In other words, our “pipeline” is the Automatminer fitting process, and the underlying models are Automatminer’s “hyperparameters”, tuned on internal training data only. So while we can’t average the fold scores and use them to say “An extra trees model would get a mean NCV RMSE of 9.1”, we can say “The Automatminer model got a mean NCV RMSE of 9.1; it frequently selects an extra trees model.”

You can also compare these scores to other models (e.g., other Automatminer presets, graphnets, etc.) as long as they use the identical NCV procedure. Whatever an algorithm - whether it be a graph network, Automtminer, or some more traditional ML model - does within a training fold to select its final model is not relevant to the final NCV score, as long as the final model for that fold is determined solely from training (not test) data.

The best model is determined only at training time by TPOT. These are ranked according to the internal validation score within a single fold. (as in your figure, the data on the lower left). The only model that ever sees the test fold is best_pipeline, determined during training time for a single fold. Important note: the “best models” might not generalize well to the test fold if the algorithm doesn’t evolve well.

Your question does bring up an interesting point; it might be worthwhile to accumulate these models over the folds and store them somewhere. Or maybe to make benchmark a separate class/function where the accumulated matpipes can be held. I’ll make an issue for it on the repo.

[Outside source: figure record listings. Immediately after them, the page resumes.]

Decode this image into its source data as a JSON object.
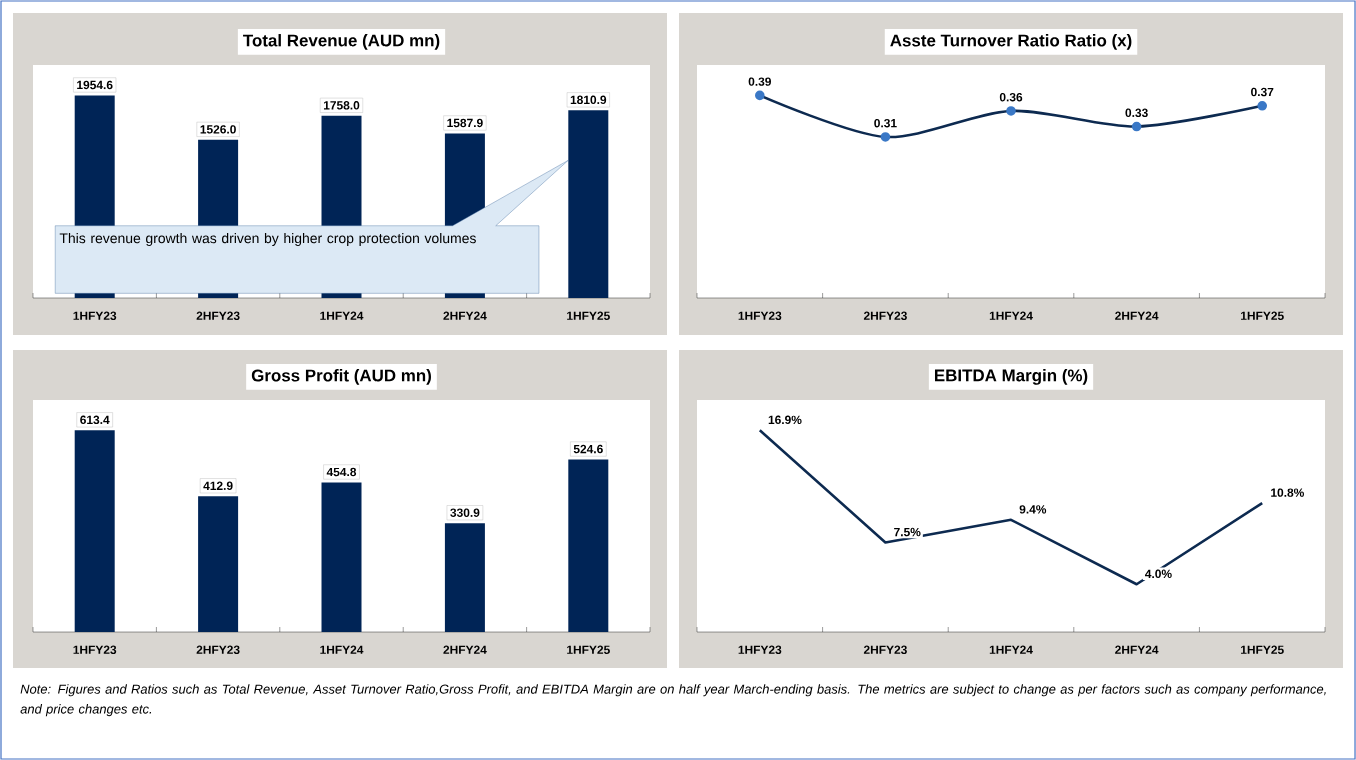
{
  "chart_data": [
    {
      "type": "bar",
      "title": "Total Revenue (AUD mn)",
      "categories": [
        "1HFY23",
        "2HFY23",
        "1HFY24",
        "2HFY24",
        "1HFY25"
      ],
      "values": [
        1954.6,
        1526.0,
        1758.0,
        1587.9,
        1810.9
      ],
      "value_labels": [
        "1954.6",
        "1526.0",
        "1758.0",
        "1587.9",
        "1810.9"
      ],
      "color": "#002456",
      "annotations": [
        "This revenue growth was driven by higher crop protection volumes"
      ]
    },
    {
      "type": "line",
      "title": "Asste Turnover Ratio Ratio (x)",
      "categories": [
        "1HFY23",
        "2HFY23",
        "1HFY24",
        "2HFY24",
        "1HFY25"
      ],
      "values": [
        0.39,
        0.31,
        0.36,
        0.33,
        0.37
      ],
      "value_labels": [
        "0.39",
        "0.31",
        "0.36",
        "0.33",
        "0.37"
      ],
      "color": "#0d2a50",
      "marker": "circle"
    },
    {
      "type": "bar",
      "title": "Gross Profit (AUD mn)",
      "categories": [
        "1HFY23",
        "2HFY23",
        "1HFY24",
        "2HFY24",
        "1HFY25"
      ],
      "values": [
        613.4,
        412.9,
        454.8,
        330.9,
        524.6
      ],
      "value_labels": [
        "613.4",
        "412.9",
        "454.8",
        "330.9",
        "524.6"
      ],
      "color": "#002456"
    },
    {
      "type": "line",
      "title": "EBITDA Margin (%)",
      "categories": [
        "1HFY23",
        "2HFY23",
        "1HFY24",
        "2HFY24",
        "1HFY25"
      ],
      "values": [
        16.9,
        7.5,
        9.4,
        4.0,
        10.8
      ],
      "value_labels": [
        "16.9%",
        "7.5%",
        "9.4%",
        "4.0%",
        "10.8%"
      ],
      "color": "#0d2a50",
      "marker": "none",
      "annotations": [
        "Note: Figures and Ratios such as Total Revenue, Asset Turnover Ratio,Gross Profit, and EBITDA Margin are on half year March-ending basis. The metrics are subject to change as per factors such as company performance, and price changes etc."
      ]
    }
  ]
}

To use the “best_models” scores? No, absolutely not. Those are internal validation scores. They absolutely cannot be used for estimating generalization performance.

To use the RMSE, averaged across all test (external) folds? Yes. Explained above, this is essentially the point of NCV.

Also, something unrelated to your question but I noticed anyway:

If those numbers for RMSE are so highly variate, either (a) The dataset is small, meaning that important samples are likely to be excluded from training based on random chance, leading to some folds with much higher errors or (b) The models were not given enough time to converge. From your description, it seems like the second case, since you were using debug preset. Typically, AMM performance is much less variate across folds if you are not using debug.

Jorge_Alonso_Delgado · September 18, 2020, 9:43am

Alex!

Thank you so much for the explanations, now everything is certainly more clear. Based on them I was able to identify internal issues and make some important progresses during this week. I’m still doing some tests, so possibly will post again here to clarify a couple more of things.

Jorge

p.d. Regarding the accumulation of the “best_models” over the folds and store them somewhere, I totally agree, that would be something interesting to consider in the future (will track future issues in the github repo related to this topic).